NEW YORK (JTA) — Lucette Matalon Lagnado, a Wall Street Journal reporter whose 2007 memoir of her Egyptian-Jewish family won the Sami Rohr Prize for Jewish Literature, has died. She was 63.
The Jewish Book Council, which awarded the prize for “The Man in the White Sharkskin Suit,” did not specify a cause in announcing her death.
Described as “stunning” by Michiko Kakutani in a New York Times review, Lagnado’s memoir recalls the lost, cosmopolitan world of Cairo’s Jewish community before and after World War II and her high-living father, a prosperous clothier. She would later devote another memoir, “The Arrogant Years,” to her mother’s story.
After leaving Egypt in the turmoil that followed the rise of the dictator Gamal Abdel Nasser, the family eventually moved to Bensonhurst, Brooklyn.
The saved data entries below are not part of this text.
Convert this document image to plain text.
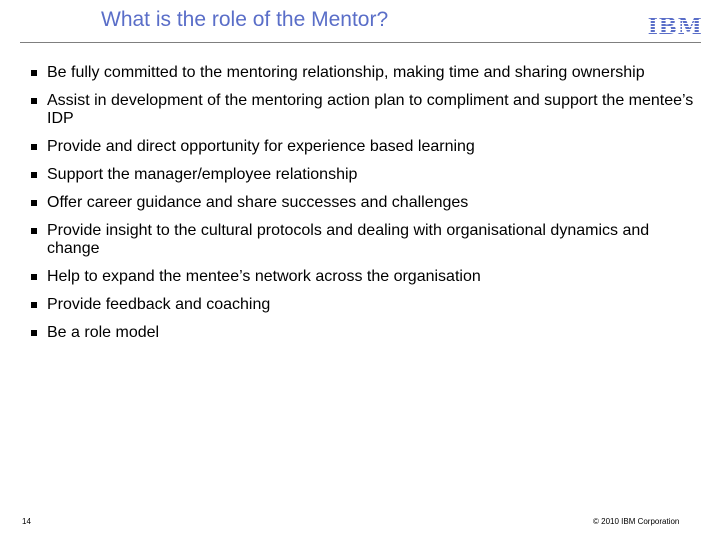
What is the role of the Mentor?	IBM
Be fully committed to the mentoring relationship, making time and sharing ownership
Assist in development of the mentoring action plan to compliment and support the mentee’s IDP
Provide and direct opportunity for experience based learning
Support the manager/employee relationship
Offer career guidance and share successes and challenges
Provide insight to the cultural protocols and dealing with organisational dynamics and change
Help to expand the mentee’s network across the organisation
Provide feedback and coaching
Be a role model
14	© 2010 IBM Corporation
Lagnado graduated from Vassar College and started her reporting career at a community paper in Brooklyn. She served an internship with the investigative reporter Jack Anderson, as a columnist for the Village Voice and as executive editor at the English-language Forward newspaper.
A story she worked on about Dr. Josef Mengele helped rekindle global interest in his macabre experiments at the Auschwitz concentration camp and the search for justice for his victims. That was also the subject of “Children of the Flames,” her 1991 nonfiction book with Sheila Cohn Dekel.
At The Wall Street Journal, which she joined in 1996, Lagnado was a cultural and investigative reporter, most recently covering health care, health delivery for the poor and uninsured, and new treatments for cancer.
Among her awards are the Columbia University Graduate School of Journalism’s 2002 Mike Berger Award for a story about the aging residents of an Upper West Side apartment building and three Newswomen’s Club of New York Front Page Awards for her reporting on hospital billing and collection. The 2008 Rohr Prize came with a check for $100,000.
In a blog post from 2011, Lagnado revisited the subject of exile and return — this time about her old neighborhood of Bensonhurst, where she would eventually buy one of the apartments where she grew up.
“My trips to Bensonhurst always have a ritual quality to them, like a religious pilgrimage. I must go to this block, I tell myself, I must pay my respects to that building,” she wrote. “There are no people left there that I knew, not a single familiar face — my community long moved out — yet I keep returning.”
She is survived by her husband, Douglas Feiden, with whom she lived in Manhattan and Sag Harbor, New York.